Heat the tortillas in an oven.
Place the meat on the tortillas, sprinkle with onion and coriander. Squeeze a little lemon on top and drizzle a little hot sauce on top. Fold and eat.
CLASSIC TOMATO SALSA Makes 4
✔ 5 tomatoes✔ 1 hot green chili pepper ✔ 1 onion ✔ 1⁄2 bunch coriander ✔ Salt Cook tomatoes and chili in hot water.
For a stronger taste, grill the vegetables instead of cooking. When cooked, strain and grind in a food processor until smooth; season with salt. It is recommended to add more salt than you would use in less hot sauces. Let cool. Chop the coriander and dice the onion. Mix the tomato paste with onion and coriander and chill.
FAJITAS Makes 4
Fajitas are a stir-fried meat dish that is very common in Mexico. The dish is usually served in the hot skillet it is cooked in.
Popular meat ingredients today include chicken or beef. The amounts depend on how many diners you have.
✔ 600 gr. beef steak or chicken breast, sliced into strips ✔ Jalapeno or other chili, sliced very thin ✔ 3 bell peppers (try to use more than one color) ✔ 1 onion, sliced ✔ 2 garlic cloves, sliced (use less if you wish) ✔ Fresh corn on the cob, cut into small pieces ✔ 1⁄2 cup white wine ✔ 1-2 Tbsp. lemon juice ✔ Oil
In a heavy skillet, sauté the meat in a little oil. Cook until medium-rare. Do not let the meat dry up. Remove from the skillet.
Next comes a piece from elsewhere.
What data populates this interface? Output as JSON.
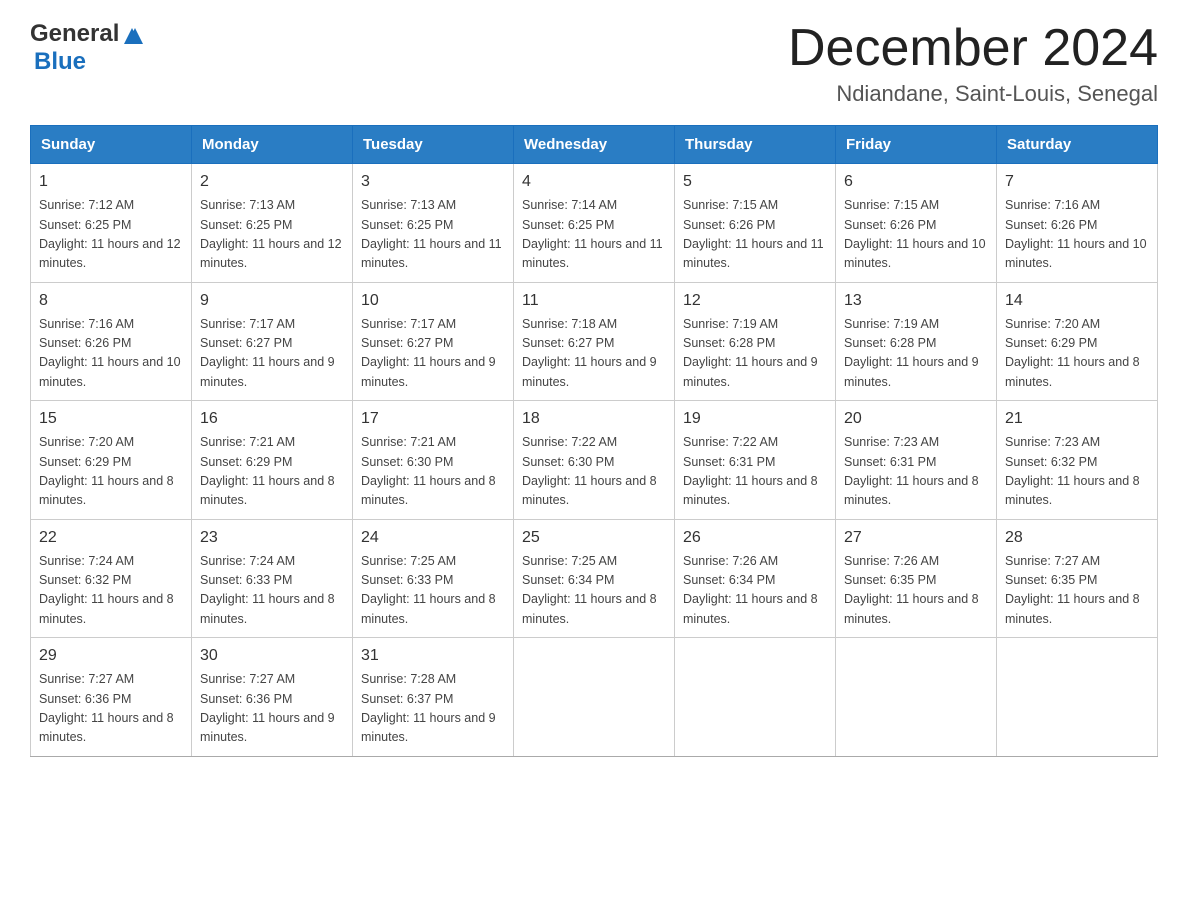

Add all the vegetables and more oil if needed. Stir-fry the vegetables – first the onions, then add the garlic, then the peppers.
Return the meat to the skillet when the vegetables are almost ready. Season the meat with salt and pepper. Add the wine and lemon juice and cook until evaporated.
Serve immediately in the hot skillet.
Serve with tortillas, hot salsa, guacamole and chopped coriander.
To serve: Spread guacamole on each tortilla, place a little of the fajitas on top, season with hot salsa and roll up or fold and eat.
GUACAMOLE Makes 4
✔ 6 avocados, halved and pitted ✔ 1 onion, diced ✔ 2 tomatoes, diced ✔ 1⁄2 bunch coriander, chopped ✔ Juice of 1⁄2 lemon ✔ Salt
Place avocado flesh in a bowl. Crush the avocado using a fork or spoon; it does not have to be smooth. Add the rest of the ingredients, squeeze in the lemon juice, season with salt, and mix.